Aaron Hernandez had his whole life ahead of him. He was a 27-year-old professional football player for the New England Patriots, and he helped his team win the Super Bowl LI championship. He was at the height of his career, but he was in the pits behind the scenes. In 2015, the tight end was tried and convicted of first-degree murder, which meant that he killed his victim on purpose. "Hernandez was sentenced to life in prison without the possibility of parole for the murder of Odin L. Lloyd, who was dating the sister of Hernandez's fiancée, Shayanna Jenkins," an article from The New York Times states. He murdered Lloyd because the man was being friendly with his enemies.
Hernandez's motive was supposedly driven by rage, but his temper had been a problem from the start.
Before his rise to stardom, the young professional had grown up "in a tough neighborhood in Bristol, Conn." He found his outlet within the sports realm, but trouble followed him throughout the years. When he was playing in college, for example, he was involved in physical altercations and drug usage. However, he still had a shot at fame and fortune, and the NFL took a chance on the talented athlete. He rarely got a chance to shine.
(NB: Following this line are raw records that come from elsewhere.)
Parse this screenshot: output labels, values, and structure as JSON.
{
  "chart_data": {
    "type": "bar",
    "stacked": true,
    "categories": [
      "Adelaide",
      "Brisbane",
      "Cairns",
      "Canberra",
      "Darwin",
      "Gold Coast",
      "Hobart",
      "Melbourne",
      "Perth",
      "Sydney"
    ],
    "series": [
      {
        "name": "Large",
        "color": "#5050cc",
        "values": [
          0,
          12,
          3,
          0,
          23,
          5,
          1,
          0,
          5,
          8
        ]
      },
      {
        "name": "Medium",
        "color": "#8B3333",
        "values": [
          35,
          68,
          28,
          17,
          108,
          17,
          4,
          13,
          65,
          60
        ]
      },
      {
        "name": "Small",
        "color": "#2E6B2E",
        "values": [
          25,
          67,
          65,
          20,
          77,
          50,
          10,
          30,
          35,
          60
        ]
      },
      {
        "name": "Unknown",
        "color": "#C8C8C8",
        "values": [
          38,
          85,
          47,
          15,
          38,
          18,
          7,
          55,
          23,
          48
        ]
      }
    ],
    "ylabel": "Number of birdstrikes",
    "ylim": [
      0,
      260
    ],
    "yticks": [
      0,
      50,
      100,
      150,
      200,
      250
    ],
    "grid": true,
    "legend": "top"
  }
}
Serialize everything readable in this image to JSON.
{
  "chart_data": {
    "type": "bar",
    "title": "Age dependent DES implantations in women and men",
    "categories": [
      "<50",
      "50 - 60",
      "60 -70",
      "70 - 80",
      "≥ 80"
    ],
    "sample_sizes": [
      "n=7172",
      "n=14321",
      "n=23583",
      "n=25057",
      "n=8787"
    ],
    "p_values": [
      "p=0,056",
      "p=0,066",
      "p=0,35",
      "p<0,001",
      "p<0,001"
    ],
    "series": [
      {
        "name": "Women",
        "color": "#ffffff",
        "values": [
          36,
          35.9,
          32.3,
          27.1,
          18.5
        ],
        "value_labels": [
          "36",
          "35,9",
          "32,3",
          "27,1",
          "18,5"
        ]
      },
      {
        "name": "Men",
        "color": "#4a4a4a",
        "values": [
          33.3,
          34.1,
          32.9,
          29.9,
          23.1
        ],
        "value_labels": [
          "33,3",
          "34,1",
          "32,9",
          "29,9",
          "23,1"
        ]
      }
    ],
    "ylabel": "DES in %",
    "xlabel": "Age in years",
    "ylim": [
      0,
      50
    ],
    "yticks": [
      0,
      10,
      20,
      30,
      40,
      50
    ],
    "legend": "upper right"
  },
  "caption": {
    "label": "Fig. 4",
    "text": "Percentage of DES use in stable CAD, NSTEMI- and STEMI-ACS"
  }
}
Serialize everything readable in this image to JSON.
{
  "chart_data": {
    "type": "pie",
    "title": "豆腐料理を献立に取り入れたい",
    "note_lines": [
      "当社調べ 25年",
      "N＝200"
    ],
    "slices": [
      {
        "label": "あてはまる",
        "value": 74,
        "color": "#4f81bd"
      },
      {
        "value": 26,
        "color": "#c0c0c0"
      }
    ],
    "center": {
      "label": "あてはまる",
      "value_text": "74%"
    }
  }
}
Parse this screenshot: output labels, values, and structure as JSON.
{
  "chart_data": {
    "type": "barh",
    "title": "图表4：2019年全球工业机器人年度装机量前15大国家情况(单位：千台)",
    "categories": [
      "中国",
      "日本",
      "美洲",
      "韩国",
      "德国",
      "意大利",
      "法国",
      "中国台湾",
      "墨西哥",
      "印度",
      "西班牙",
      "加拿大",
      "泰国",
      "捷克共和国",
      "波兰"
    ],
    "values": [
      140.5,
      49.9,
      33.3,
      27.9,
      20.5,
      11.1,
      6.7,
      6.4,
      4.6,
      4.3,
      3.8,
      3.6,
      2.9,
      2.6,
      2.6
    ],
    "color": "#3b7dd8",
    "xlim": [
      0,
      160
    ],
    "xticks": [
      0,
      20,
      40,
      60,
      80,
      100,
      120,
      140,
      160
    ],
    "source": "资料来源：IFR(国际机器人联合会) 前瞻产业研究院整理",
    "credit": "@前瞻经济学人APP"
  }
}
Not only was he accused of killing Lloyd, he was also acquitted of a fatal "drive-by shooting just last Friday." The judge and jury rendered a much different verdict for his involvement with Lloyd's death, though. After his trial, he was sentenced to one of America's dangerous correctional facilities: The Souza-Baranowski Correctional Center.
He was later found in his cell hanging from the ceiling.
People were in disbelief, especially his loved ones. His friend, who goes by the Twitter handle Brian Murphy, believed Hernandez died of anything but suicide. "Absolutely no chance he took his own life. Chico was not a saint, but my family and I loved him and he would never take his own life," he tweets. Regardless of the autopsy report, Hernandez passed away a long time ago.
Absolutely no chance he took his own life. Chico was not a saint, but my family and I loved him and he would never take his own life.— Brian Murphy (@A1Murph) April 19, 2017
May the families and friends of the deceased find their peace.